Most refugee entrepreneurship programs offer one or two of these. The Foundation’s bet is that running all three together, in close partnership with operators on the ground, produces compounding effects that any single intervention cannot.

Numbers so far

  • 500+ refugee entrepreneurs trained through the program to date
  • 65% women-led businesses in our initial cohorts
  • 250 refugees in the 8-week training cohort run in 2024
  • Microloans of $500–$1,000 per team disbursed via Challenges Uganda to top performers
  • Active programming across Kampala and Uganda’s refugee settlements (Nakivale and others)

For context, Uganda hosts roughly 1.7 million refugees — the largest refugee population in Africa. Foundation modeling suggests that with the right combination of training, mentorship, and capital, Uganda’s refugee entrepreneurs could create on the order of 150,000 jobs and contribute over $200 million in annual GDP. We treat that figure as a target to organize against, not an outcome we’ve achieved.

What we’ve learned so far

Randomized controlled trials run across our pilots in Ethiopia and Uganda over the past several summers found that mentorship from refugee mentors significantly improves the quality of business ideas — and that the effect is particularly strong for female entrepreneurs, who, when paired with refugee mentors, pursue more novel and less saturated business ideas than peers without that mentorship. The mechanism appears to be confidence: culturally relatable role models who have navigated the same constraints make it easier for women to commit to ideas outside the saturated low-margin defaults.

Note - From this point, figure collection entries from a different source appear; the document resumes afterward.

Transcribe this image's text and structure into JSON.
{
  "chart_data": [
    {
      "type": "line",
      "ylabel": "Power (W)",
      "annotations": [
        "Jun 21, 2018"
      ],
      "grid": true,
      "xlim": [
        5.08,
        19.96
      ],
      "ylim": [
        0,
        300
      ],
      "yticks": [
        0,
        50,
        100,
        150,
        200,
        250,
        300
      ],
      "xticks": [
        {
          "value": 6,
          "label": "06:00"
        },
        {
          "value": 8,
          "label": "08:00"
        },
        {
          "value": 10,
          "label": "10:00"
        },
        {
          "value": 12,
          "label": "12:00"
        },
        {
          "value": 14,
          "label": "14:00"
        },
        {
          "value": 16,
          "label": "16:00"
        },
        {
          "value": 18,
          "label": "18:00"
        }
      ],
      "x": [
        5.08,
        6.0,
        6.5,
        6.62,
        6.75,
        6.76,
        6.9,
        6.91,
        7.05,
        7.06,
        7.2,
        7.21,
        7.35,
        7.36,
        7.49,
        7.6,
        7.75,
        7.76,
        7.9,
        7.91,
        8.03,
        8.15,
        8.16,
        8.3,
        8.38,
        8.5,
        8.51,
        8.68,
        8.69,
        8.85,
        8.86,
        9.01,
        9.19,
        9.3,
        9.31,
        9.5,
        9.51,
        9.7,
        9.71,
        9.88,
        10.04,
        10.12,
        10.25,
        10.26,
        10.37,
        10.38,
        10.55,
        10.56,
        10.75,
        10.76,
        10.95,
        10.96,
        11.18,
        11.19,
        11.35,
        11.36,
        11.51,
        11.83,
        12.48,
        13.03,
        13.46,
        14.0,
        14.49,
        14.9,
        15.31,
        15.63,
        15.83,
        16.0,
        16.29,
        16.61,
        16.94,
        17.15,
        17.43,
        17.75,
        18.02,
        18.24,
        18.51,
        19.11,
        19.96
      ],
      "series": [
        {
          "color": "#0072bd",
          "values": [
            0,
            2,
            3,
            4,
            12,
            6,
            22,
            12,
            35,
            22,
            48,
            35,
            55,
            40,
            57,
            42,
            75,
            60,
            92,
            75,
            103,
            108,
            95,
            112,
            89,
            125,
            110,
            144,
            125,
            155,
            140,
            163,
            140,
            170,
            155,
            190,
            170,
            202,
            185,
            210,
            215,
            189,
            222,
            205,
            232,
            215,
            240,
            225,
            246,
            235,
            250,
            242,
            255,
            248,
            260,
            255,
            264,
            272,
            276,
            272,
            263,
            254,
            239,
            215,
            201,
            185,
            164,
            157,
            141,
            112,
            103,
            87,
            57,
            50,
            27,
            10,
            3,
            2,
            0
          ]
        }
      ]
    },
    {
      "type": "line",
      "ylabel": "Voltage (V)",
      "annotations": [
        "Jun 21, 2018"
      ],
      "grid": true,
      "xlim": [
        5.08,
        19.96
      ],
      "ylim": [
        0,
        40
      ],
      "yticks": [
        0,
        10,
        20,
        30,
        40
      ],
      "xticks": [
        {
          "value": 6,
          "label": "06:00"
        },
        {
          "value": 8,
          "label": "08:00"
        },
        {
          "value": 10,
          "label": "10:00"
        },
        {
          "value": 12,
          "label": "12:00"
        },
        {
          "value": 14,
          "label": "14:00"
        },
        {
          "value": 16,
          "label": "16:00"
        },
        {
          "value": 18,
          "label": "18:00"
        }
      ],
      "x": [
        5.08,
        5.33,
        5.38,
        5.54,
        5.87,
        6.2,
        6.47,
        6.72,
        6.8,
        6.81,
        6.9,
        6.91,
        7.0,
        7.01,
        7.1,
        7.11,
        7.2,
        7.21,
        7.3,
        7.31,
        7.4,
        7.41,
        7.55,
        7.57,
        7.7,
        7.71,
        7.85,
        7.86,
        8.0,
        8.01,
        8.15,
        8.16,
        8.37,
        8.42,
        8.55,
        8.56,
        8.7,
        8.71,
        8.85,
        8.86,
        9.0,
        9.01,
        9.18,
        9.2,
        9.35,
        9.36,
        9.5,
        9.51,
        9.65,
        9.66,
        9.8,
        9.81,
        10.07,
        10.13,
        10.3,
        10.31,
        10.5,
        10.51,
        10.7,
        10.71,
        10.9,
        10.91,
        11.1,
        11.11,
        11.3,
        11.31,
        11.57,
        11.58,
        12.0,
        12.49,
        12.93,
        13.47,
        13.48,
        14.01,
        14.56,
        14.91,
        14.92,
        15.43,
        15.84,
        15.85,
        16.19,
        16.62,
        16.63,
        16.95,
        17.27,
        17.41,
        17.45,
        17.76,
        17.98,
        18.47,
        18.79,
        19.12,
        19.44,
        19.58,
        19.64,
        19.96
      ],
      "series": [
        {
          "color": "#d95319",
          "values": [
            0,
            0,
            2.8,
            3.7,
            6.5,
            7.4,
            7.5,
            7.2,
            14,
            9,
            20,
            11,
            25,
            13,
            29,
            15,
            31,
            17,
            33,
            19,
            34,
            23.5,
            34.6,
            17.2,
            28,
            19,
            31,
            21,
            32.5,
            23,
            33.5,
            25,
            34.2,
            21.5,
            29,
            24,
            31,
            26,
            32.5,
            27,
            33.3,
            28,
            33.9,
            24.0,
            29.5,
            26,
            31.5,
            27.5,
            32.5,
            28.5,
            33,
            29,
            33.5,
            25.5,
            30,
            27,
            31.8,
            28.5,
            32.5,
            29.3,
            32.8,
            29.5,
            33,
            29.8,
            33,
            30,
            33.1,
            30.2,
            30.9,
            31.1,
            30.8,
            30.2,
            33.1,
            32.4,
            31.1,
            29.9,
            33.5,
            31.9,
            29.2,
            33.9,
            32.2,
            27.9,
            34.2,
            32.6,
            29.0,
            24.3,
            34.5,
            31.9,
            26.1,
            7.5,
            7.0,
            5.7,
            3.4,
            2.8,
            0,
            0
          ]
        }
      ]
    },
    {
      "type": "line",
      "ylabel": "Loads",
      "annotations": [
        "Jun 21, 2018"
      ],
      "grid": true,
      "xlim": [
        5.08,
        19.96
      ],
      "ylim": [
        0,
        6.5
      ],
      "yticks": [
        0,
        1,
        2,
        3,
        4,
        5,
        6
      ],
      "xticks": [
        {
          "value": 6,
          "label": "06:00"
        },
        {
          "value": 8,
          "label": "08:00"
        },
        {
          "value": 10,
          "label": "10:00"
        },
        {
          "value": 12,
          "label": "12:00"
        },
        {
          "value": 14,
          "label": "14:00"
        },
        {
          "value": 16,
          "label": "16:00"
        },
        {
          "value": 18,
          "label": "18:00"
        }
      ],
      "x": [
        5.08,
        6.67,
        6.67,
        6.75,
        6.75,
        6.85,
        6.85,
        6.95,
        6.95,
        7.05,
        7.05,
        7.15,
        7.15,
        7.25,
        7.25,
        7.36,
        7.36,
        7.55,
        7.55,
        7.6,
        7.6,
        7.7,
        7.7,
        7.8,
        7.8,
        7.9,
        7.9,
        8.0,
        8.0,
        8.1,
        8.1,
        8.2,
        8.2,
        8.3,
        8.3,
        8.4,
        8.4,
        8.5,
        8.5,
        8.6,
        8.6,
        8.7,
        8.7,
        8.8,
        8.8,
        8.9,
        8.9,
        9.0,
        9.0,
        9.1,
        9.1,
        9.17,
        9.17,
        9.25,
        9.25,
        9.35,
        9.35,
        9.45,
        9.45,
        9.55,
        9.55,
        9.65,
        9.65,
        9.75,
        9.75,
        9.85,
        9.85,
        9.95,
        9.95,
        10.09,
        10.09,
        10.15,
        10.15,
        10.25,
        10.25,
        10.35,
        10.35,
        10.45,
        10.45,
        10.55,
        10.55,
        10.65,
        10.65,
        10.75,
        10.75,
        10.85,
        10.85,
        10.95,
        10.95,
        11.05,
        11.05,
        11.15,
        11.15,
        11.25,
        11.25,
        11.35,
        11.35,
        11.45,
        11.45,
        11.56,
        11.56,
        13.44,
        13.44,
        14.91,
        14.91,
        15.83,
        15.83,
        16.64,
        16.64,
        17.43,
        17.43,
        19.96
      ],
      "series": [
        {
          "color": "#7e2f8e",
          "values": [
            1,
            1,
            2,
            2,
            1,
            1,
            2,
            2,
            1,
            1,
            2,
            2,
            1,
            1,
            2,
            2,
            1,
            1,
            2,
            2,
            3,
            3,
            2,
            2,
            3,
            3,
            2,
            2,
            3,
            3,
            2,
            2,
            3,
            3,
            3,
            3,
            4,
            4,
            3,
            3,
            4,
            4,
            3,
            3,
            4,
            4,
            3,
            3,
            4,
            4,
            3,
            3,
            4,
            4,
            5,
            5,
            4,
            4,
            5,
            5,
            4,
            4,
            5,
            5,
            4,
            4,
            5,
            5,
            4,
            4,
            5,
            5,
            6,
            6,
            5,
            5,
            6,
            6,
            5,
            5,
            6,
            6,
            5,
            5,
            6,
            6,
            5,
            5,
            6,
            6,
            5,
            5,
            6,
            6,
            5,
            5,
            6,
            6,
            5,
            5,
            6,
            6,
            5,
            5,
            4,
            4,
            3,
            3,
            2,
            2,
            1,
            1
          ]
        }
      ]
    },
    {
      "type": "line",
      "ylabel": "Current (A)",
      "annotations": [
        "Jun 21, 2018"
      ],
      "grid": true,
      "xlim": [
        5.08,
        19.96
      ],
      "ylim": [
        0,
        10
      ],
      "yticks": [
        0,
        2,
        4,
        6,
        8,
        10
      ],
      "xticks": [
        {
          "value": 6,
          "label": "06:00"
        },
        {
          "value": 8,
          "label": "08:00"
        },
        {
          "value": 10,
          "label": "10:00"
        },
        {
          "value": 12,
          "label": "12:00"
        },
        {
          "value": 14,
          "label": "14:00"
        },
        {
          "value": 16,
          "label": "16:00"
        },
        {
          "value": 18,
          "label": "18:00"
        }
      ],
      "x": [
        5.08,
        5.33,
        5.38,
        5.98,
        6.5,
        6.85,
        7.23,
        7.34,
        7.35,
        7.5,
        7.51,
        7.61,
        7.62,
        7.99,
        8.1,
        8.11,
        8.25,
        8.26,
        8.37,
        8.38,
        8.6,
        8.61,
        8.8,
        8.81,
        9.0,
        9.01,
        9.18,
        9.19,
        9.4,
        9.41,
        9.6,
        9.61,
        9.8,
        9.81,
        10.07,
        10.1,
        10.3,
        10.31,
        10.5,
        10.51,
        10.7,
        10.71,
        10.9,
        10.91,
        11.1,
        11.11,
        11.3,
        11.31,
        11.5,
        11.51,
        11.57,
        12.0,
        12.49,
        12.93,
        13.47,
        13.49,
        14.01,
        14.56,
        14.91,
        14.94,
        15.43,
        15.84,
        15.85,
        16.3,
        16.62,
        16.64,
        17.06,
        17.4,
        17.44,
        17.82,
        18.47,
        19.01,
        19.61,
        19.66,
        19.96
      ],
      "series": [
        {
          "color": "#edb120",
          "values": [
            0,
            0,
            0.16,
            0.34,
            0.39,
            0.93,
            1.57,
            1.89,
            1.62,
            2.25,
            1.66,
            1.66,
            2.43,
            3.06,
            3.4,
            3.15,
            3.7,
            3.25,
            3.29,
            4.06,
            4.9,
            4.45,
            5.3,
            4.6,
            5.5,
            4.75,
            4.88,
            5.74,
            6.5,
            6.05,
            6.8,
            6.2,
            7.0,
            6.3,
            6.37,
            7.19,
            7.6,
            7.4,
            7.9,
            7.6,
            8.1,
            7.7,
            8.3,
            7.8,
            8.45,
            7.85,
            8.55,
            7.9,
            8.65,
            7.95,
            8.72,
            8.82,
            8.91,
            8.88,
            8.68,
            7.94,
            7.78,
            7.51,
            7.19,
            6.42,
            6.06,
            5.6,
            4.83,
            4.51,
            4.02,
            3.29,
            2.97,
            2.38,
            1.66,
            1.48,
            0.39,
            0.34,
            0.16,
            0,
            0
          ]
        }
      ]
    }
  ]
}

Graduates of the program have launched ventures including Voice for Refugees (a media training center now with 100+ active members), Aspire Digital Hub (digital skills training and event management), and Afixyz (an organic food B2B platform whose founder has been invited to share their work with UN agencies). Other alumni businesses include an organic beauty products company now operating across Kenya, Tanzania, and Uganda, and a digital platform connecting landlords with refugees seeking housing.

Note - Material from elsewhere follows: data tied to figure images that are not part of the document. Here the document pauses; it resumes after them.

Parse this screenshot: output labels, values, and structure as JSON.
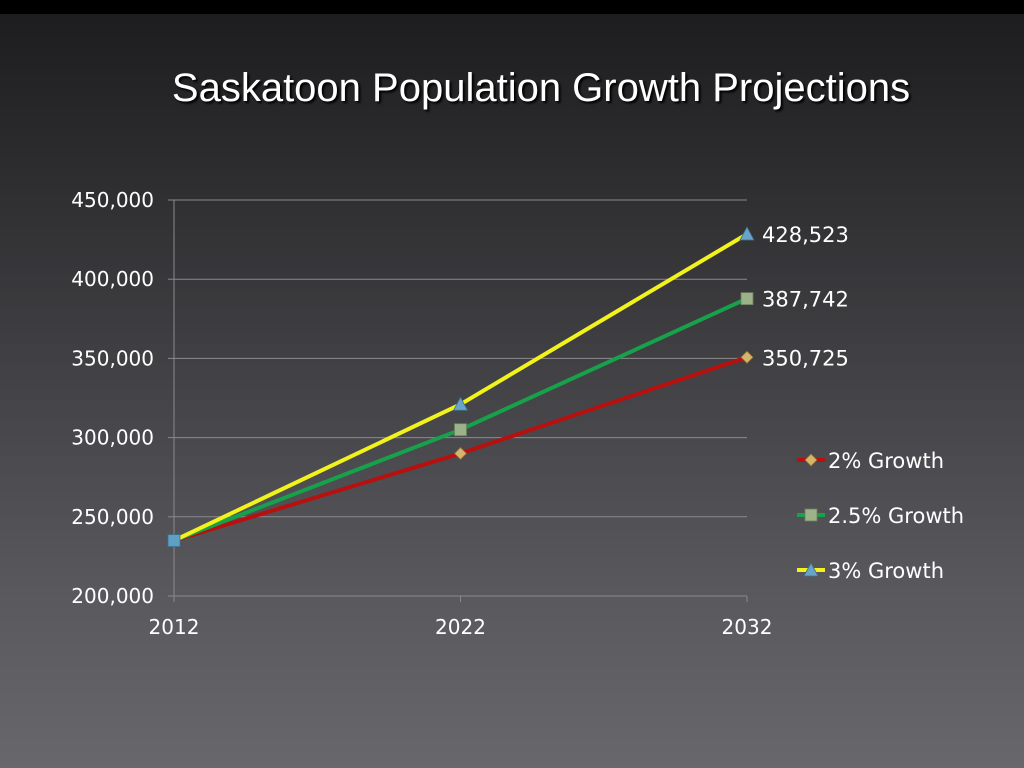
{
  "slide": {
    "title": "Saskatoon Population Growth Projections"
  },
  "chart_data": {
    "type": "line",
    "title": "Saskatoon Population Growth Projections",
    "xlabel": "",
    "ylabel": "",
    "categories": [
      "2012",
      "2022",
      "2032"
    ],
    "ylim": [
      200000,
      450000
    ],
    "y_ticks": [
      "200,000",
      "250,000",
      "300,000",
      "350,000",
      "400,000",
      "450,000"
    ],
    "y_tick_values": [
      200000,
      250000,
      300000,
      350000,
      400000,
      450000
    ],
    "grid": true,
    "legend_position": "right",
    "series": [
      {
        "name": "2% Growth",
        "values": [
          235000,
          290000,
          350725
        ],
        "color": "#b80f0f",
        "marker": "diamond",
        "marker_color": "#d6b46c",
        "end_label": "350,725"
      },
      {
        "name": "2.5% Growth",
        "values": [
          235000,
          305000,
          387742
        ],
        "color": "#16a14a",
        "marker": "square",
        "marker_color": "#9cb38a",
        "end_label": "387,742"
      },
      {
        "name": "3% Growth",
        "values": [
          235000,
          321000,
          428523
        ],
        "color": "#f2f21c",
        "marker": "triangle",
        "marker_color": "#6aa3c8",
        "end_label": "428,523"
      }
    ]
  }
}
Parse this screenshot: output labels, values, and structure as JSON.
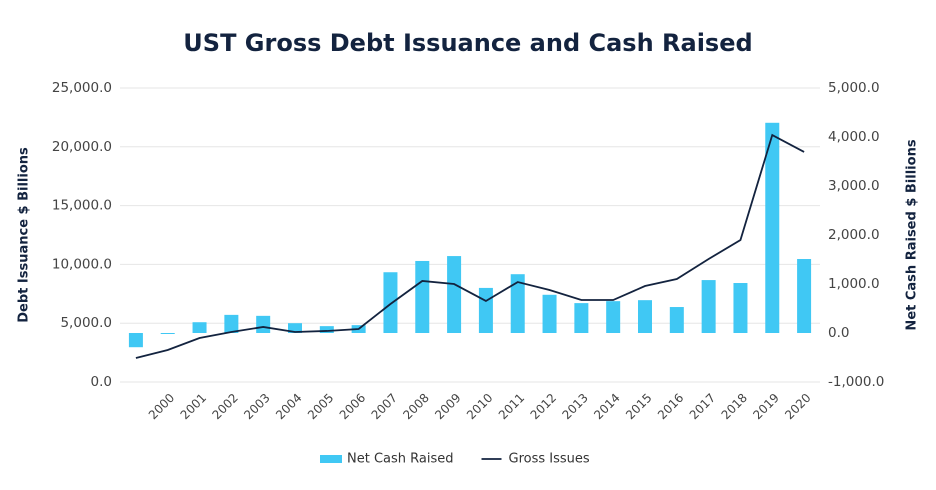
{
  "chart_data": {
    "type": "bar_line",
    "title": "UST Gross Debt Issuance and Cash Raised",
    "y_label": "Debt Issuance $ Billions",
    "y2_label": "Net Cash Raised $ Billions",
    "categories": [
      null,
      "2000",
      "2001",
      "2002",
      "2003",
      "2004",
      "2005",
      "2006",
      "2007",
      "2008",
      "2009",
      "2010",
      "2011",
      "2012",
      "2013",
      "2014",
      "2015",
      "2016",
      "2017",
      "2018",
      "2019",
      "2020"
    ],
    "series": [
      {
        "name": "Net Cash Raised",
        "type": "bar",
        "axis": "y2",
        "color": "#40c8f4",
        "values": [
          -290,
          -20,
          220,
          370,
          350,
          200,
          140,
          160,
          1240,
          1470,
          1570,
          920,
          1200,
          780,
          610,
          650,
          670,
          530,
          1080,
          1020,
          4290,
          1510
        ]
      },
      {
        "name": "Gross Issues",
        "type": "line",
        "axis": "y",
        "color": "#13233f",
        "values": [
          2040,
          2720,
          3740,
          4250,
          4680,
          4250,
          4340,
          4510,
          6630,
          8590,
          8330,
          6890,
          8500,
          7820,
          6970,
          6970,
          8160,
          8760,
          10460,
          12070,
          21000,
          19560
        ]
      }
    ],
    "ylim": [
      0,
      25000
    ],
    "yticks": [
      {
        "value": 0,
        "label": "0.0"
      },
      {
        "value": 5000,
        "label": "5,000.0"
      },
      {
        "value": 10000,
        "label": "10,000.0"
      },
      {
        "value": 15000,
        "label": "15,000.0"
      },
      {
        "value": 20000,
        "label": "20,000.0"
      },
      {
        "value": 25000,
        "label": "25,000.0"
      }
    ],
    "y2lim": [
      -1000,
      5000
    ],
    "y2ticks": [
      {
        "value": -1000,
        "label": "-1,000.0"
      },
      {
        "value": 0,
        "label": "0.0"
      },
      {
        "value": 1000,
        "label": "1,000.0"
      },
      {
        "value": 2000,
        "label": "2,000.0"
      },
      {
        "value": 3000,
        "label": "3,000.0"
      },
      {
        "value": 4000,
        "label": "4,000.0"
      },
      {
        "value": 5000,
        "label": "5,000.0"
      }
    ],
    "grid": true,
    "legend": "bottom"
  }
}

Where this fits in the sector

We are not running this work in isolation. The integrated training-plus-finance-plus-market-access model the Foundation is piloting in Uganda is in dialogue with the broader global livelihoods sector — particularly BRAC Uganda’s graduation program (the foundational evidence base for combining cash, training, and mentorship for ultra-poor populations), the DREAMS project from Mercy Corps and Village Enterprise (which has been refining how refugee-targeted business support links to local market demand), and Re:Build, run by the IKEA Foundation and the International Rescue Committee (which has established what the funder side of long-term refugee economic inclusion looks like at scale). Our contribution is the rigorous research lens — the RCT methodology, the comparative work across Ethiopia and Uganda, and the focus on which combination of interventions actually moves outcomes for women — that the sector still needs more of.

Why it matters

Uganda’s policy gives refugees the legal right to work, move, and start businesses — but the rest of the system that founders elsewhere take for granted (small loans, working capital, mentor networks, customer access beyond their immediate community) is often missing. The Foundation’s bet is that putting that missing infrastructure in place, in partnership with Ugandan institutions that will still be here when we are not, lets refugee entrepreneurs build the kinds of businesses that produce dignity and long-term stability rather than just survival. The work also informs research at Stanford and MUBS that we hope will help other refugee-hosting countries make smarter bets with their own programs.

Research funding for the Uganda work was provided by the King Center for Global Development at Stanford. The program was developed during Chuck Eesley’s Stanford Impact Labs Faculty Design Fellowship.